The state flower of New Jersey, the common blue violet, has the scientific name Viola sororia. The flower is an early bloomer, emerging as early as March and blooming through the month of May. The New Jersey state flower also has other names, including hooded blue violet and meadow violet. The Lady Bird Johnson Wildflower Center says that the flower has an association with the virtues of modesty and decency.
The New Jersey State legislature attempted to designate the common blue violet as the state flower as early as 1913, but failed to do so in a manner that would keep the designation permanent. According to the state's official Web site, this meant that the violet was in limbo as the state flower until 1963, when another try by the legislature to honor the flower also fell apart. Finally, in 1971, the garden clubs of New Jersey precipitated a bill that declared the common meadow violet as the official state flower.

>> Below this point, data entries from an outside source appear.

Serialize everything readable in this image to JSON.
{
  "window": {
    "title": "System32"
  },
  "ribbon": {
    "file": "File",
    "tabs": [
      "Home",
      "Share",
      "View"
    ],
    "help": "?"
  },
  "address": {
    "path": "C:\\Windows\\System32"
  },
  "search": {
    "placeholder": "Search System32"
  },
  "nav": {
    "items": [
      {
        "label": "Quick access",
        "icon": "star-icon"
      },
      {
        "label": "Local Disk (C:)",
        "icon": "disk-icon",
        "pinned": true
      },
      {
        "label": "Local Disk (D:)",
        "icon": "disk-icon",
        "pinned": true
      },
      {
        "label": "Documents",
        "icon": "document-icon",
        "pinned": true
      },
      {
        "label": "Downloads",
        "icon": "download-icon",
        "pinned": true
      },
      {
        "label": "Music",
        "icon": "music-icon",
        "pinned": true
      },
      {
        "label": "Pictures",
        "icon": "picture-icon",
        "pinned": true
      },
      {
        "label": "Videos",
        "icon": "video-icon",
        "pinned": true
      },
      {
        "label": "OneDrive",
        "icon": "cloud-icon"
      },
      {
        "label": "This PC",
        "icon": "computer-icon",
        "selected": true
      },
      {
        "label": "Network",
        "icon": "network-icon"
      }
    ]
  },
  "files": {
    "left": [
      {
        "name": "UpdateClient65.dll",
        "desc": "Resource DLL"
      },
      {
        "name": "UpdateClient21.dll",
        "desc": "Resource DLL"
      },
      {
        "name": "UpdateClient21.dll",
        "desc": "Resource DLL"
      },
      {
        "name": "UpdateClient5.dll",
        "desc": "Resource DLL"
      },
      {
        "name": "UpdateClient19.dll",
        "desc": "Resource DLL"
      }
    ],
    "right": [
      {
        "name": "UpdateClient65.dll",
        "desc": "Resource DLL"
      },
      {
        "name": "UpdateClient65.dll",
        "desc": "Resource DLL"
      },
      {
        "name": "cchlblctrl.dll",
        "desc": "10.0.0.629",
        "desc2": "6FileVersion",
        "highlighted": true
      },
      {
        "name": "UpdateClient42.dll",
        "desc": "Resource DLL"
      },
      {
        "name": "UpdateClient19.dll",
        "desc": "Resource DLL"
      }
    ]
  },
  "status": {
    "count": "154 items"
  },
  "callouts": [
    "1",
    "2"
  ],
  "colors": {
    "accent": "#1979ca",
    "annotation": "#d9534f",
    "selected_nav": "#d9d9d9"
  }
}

The common blue violet has a wide distribution in the United States and Canada, occurring across almost the entire eastern half of America and well north of the border. You will find this particular flower in open woodlands, moist meadows, along the side of the road and on your lawn.
Common blue violets grow from underground rootstock called rhizomes. The leaves will grow upwards from the root, with the flowers on a stalk above the leaves. The leaves have a heart shape to them, may be as wide and as long as 3 inches, and are yellow-green to a darker shade of green, with scalloped edges. The flower is 3/4 inch in diameter and has five round petals. The color ranges from a medium hue of violet to a darker one. Some are white with a violet center.
Place the common blue violet in partial sun or where the ground receives a light dose of shade and it should flourish. These violets will grow where there is full sun if the ground is damp enough. The plant grows best in rich fertile loam but can exist in clay loam that has organic matter mixed into it. The common blue violet has the ability to spread across an area once it establishes itself by the copious amounts of seeds it produces.
According to the “National Audubon Field Guide to Wildflowers," the leaves of the New Jersey state flower have beneficial amounts of both vitamin C and A. You can cook them and eat them as greens or use them in your salad, although they have a rather bland flavor. Animals such as white-tailed deer and the cottontail rabbit will also consume the common blue violet where it is plentiful. Grouse, quail and mice will devour the seeds of the common blue violet.